Le chef d'al-Qaïda en Espagne est condamné

Madrid — Le chef d'al-Qaïda en Espagne, le Syrien Imad Eddin Barakat Yarkas, appelé Abou Dahdah, a été condamné hier à Madrid pour conspiration en vue des attentats du 11 septembre 2001 aux États-Unis et 17 autres personnes dont le journaliste Tayssir Allouni, l'ont été pour appartenance ou complicité avec al-Qaïda.

En énonçant une peine de 27 ans pour Dahdah, les juges de l'Audience nationale n'ont pas suivi l'accusation, qui réclamait un record de 74 377 années de prison pour lui et deux autres accusés, le Marocain Driss Chebli et le Syrien Ghasoub al Abrash Ghalyoun, dont 25 ans pour chacun des 2973 assassinats terroristes commis le 11 septembre.
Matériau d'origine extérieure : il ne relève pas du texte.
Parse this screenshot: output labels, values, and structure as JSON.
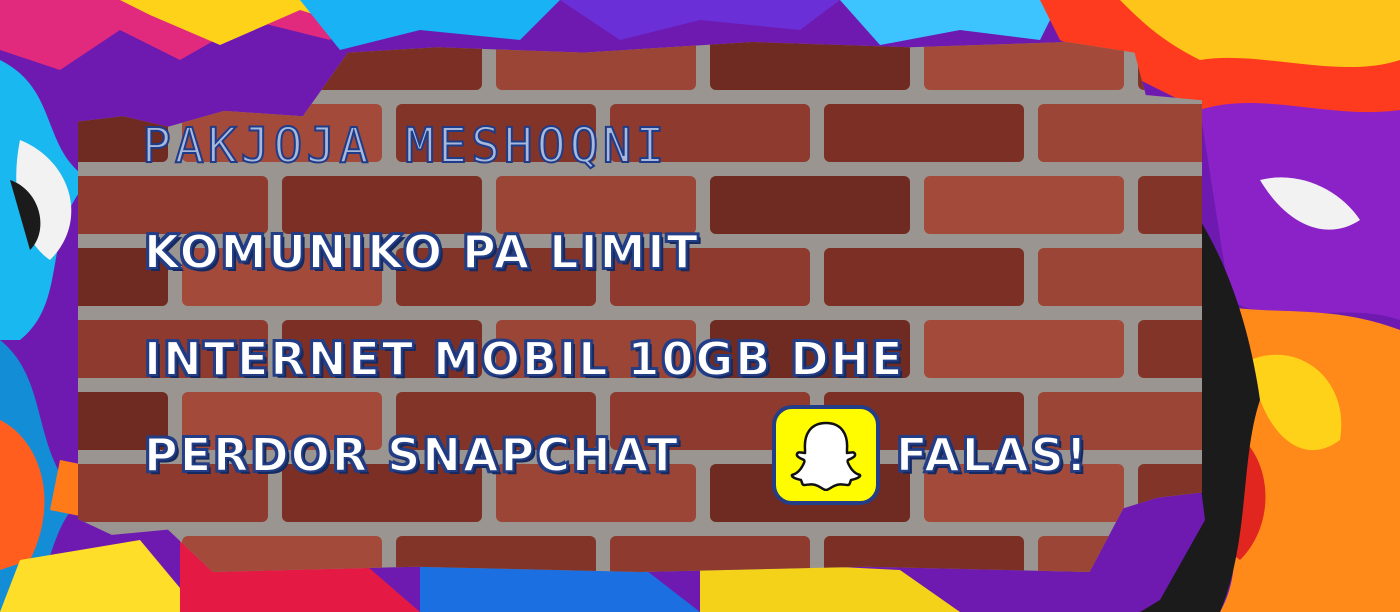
{
  "banner": {
    "title": "PAKJOJA MESHOQNI",
    "line1": "KOMUNIKO PA LIMIT",
    "line2": "INTERNET MOBIL 10GB DHE",
    "line3_pre": "PERDOR SNAPCHAT",
    "line3_post": "FALAS!",
    "icon": "snapchat-ghost-icon"
  },
  "colors": {
    "title_fill": "#a7b8da",
    "text_fill": "#ffffff",
    "outline": "#233e86",
    "snapchat_yellow": "#fffc00",
    "brick": "#8e3a2e",
    "mortar": "#9a9590"
  }
}
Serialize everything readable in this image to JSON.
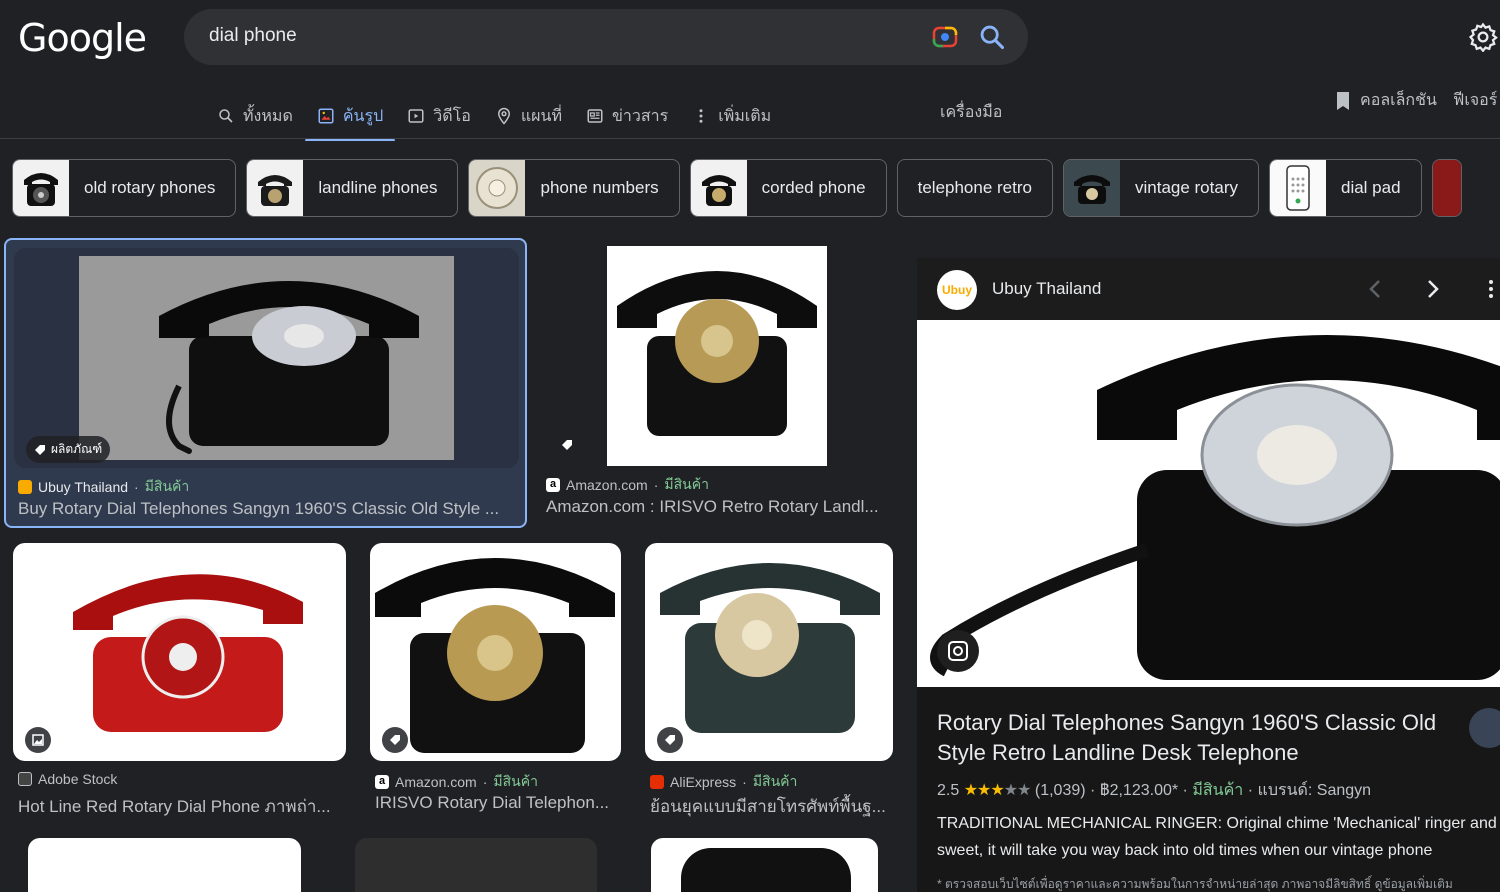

Chebli a été condamné à six ans de prison pour appartenance à al-Qaïda, et Ghalyoun a été acquitté avec cinq autres accusés. Le journaliste-vedette de la chaîne satellitaire qatariote Al-Jazira, Tayssir Allouni, auteur de la première interview d'Oussama ben Laden en Afghanistan après les attentats du 11 septembre, a été condamné à sept ans de prison pour collaboration avec al-Qaïda.
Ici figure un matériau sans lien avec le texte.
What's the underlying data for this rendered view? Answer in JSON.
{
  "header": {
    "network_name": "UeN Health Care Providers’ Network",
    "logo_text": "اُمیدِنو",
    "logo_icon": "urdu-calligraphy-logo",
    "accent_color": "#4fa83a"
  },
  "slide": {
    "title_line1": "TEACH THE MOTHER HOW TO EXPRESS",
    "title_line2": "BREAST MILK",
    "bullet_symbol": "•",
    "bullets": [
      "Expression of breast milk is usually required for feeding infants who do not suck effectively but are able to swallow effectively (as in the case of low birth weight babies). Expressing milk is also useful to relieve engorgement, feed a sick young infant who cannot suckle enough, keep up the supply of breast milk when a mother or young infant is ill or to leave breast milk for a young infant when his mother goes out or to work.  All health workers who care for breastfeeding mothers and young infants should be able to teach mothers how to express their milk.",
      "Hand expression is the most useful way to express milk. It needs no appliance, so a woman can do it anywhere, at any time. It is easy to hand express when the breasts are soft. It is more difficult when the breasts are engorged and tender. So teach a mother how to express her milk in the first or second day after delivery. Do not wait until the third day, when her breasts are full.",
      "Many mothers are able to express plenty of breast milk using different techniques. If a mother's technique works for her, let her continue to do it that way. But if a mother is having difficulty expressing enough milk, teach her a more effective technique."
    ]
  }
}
Le reste des accusés ont été condamnés à des peines comprises entre six et onze ans de prison pour appartenance ou collaboration avec al-Qaïda.
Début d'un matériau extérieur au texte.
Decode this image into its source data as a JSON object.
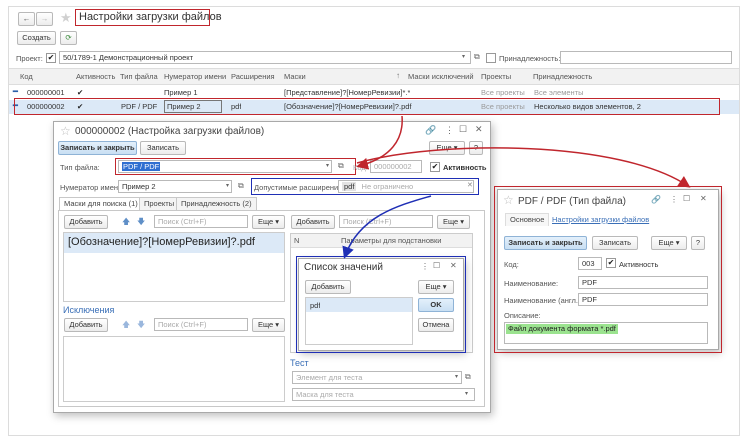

Ce verdict relativement clément conclut le plus grand procès jamais organisé en Europe contre al-Qaïda, qui s'est tenu du 22 avril au 5 juillet sous haute sécurité.

Abou Dahdah était en particulier accusé d'avoir prêté son concours à une réunion en juillet 2001 à Tarragone, où le chef du commando suicide, l'Égyptien Mohammed Atta et un autre membre d'al-Qaïda, Ramzi Bin Al Shibh, auraient réglé les derniers détails des attentats. Il s'était défendu au procès de tout lien avec al-Qaïda, disant seulement soutenir moralement le djihad.

Abou Dahdah est aussi considéré comme le maître d'oeuvre des réseaux islamistes d'où sont nés les attentats du 11 mars 2004 à Madrid (191 morts et 1900 blessés), revendiqués par al-Qaïda, dont le procès devrait se tenir en 2006.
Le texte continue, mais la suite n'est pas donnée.